Does a President Have First Amendment Rights?

W
3 min readFeb 6, 2021

It’s impeachment time (again), and part of former President Trump’s defense is that he was exercising his First Amendment rights in addressing the crowd that included those who afterward assaulted the Capitol.

At first blush, this seems like a pretty strong defense. The First Amendment tolerates a lot, not just the wholesome but also the profane, the inane, the almost violent. In the Supreme Court’s rendering, it only stops short of shielding speech “directed to inciting or producing imminent lawless action and is likely to incite or produce such action.”

By this count, Trump has a solid argument that his monologue gets a pass. His “fight like hell [or] you’re not going to have a country anymore” are fighting words in the rev ’em up sense, the hyperbole emblematic of modern politics. But they’re arguably not so targeted that a neutral observer would have read into them an admonition to trample the barriers to the Capitol, force entry, and ransack and kill.

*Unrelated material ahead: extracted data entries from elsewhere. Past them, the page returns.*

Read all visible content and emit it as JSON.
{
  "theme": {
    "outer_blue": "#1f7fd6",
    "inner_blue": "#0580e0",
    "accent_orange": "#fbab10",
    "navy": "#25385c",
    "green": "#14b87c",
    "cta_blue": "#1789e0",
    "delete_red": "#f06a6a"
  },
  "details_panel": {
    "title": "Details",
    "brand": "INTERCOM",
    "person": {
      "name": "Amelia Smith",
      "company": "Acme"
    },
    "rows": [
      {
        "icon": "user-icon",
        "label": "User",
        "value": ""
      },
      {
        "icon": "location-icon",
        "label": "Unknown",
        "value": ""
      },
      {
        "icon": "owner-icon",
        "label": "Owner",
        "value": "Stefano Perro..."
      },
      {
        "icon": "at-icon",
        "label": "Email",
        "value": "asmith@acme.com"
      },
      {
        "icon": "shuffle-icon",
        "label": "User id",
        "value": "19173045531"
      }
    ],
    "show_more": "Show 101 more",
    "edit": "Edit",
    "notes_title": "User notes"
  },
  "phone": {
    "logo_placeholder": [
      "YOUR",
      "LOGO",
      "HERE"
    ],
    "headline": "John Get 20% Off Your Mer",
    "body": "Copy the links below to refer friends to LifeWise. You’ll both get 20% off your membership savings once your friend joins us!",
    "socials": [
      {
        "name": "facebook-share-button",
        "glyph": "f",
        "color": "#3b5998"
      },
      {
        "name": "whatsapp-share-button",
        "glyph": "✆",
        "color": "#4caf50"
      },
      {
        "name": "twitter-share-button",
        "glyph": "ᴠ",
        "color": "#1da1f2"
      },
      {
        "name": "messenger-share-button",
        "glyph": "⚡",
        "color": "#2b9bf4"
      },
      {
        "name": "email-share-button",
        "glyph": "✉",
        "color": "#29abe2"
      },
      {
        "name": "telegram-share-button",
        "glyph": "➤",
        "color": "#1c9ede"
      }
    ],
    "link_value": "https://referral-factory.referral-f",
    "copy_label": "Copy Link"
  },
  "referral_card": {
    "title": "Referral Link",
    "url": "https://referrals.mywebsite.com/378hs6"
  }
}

At least let’s grant this argument for the moment. Because there’s something more fundamental at stake in this trial.

By the Constitution’s own telling, a president can be impeached for something that does not violate the law; its explicit standard is “Treason, Bribery, or other high Crimes and Misdemeanors.” Cynics view this as a purely political standard, and not in a good sense. A majority of the House and two-thirds of the Senate could, in theory, declare any conduct they dislike to be a high crime or misdemeanor, using this fluid standard to send the president packing for any action whatsoever.

While this seems far-fetched, not just because of historical precedent but also because of the two-thirds requirement in the Senate for conviction, it’s not entirely off the mark. Because the Constitutional standard is indeed vague. Congress does have a lot of latitude in determining when a president’s conduct is beyond the pale, when the VP gets a promotion.

So what should the standard be? What should a senator today judge Donald Trump against?

Most fundamentally, a president’s duties are summed up in the oath he takes: “I do solemnly swear that I will faithfully execute the Office of President of the United States, and will to the best of my ability, preserve, protect and defend the Constitution of the United States.” In this oath lies the key to justly evaluating a presidential defendant’s action in an impeachment trial. There are two things of significance.

First, the oath is something that (thankfully) the rest of us don’t take. Which means that the president is required to do more than other Americans.

And this gets to the second point. A president is required to affirmatively “preserve, protect and defend the Constitution.” This, again, is something that is not required of the rest of us. In fact, the Constitution gives us non-presidents the right to do just the opposite. I have a First Amendment right to call for the abolition of the Constitution. Not so a president. He must, upon swearing that oath, give up parts of his freedom of expression for the duration of his time in office in order that he might uphold the Constitution.

So what does this mean for Trump’s trial? Fundamentally, that senators should be evaluating whether the former president, in his words and by his actions, preserved, protected, and defended the Constitution. These are active, and positive, verbs and they demand intentionality. Ignoring threats to the Constitution or, worse, using rhetoric that might be construed to encourage violence to the Constitution violates the president’s oath.

Now critics will contend that this is an hazy standard, an “I know it when I see it” line. And indeed it is.

But senators ought not hide behind a First Amendment fig leaf. If President Trump used his First Amendment rights to do something other than “preserve, protect and defend the Constitution,” then he ought to be convicted.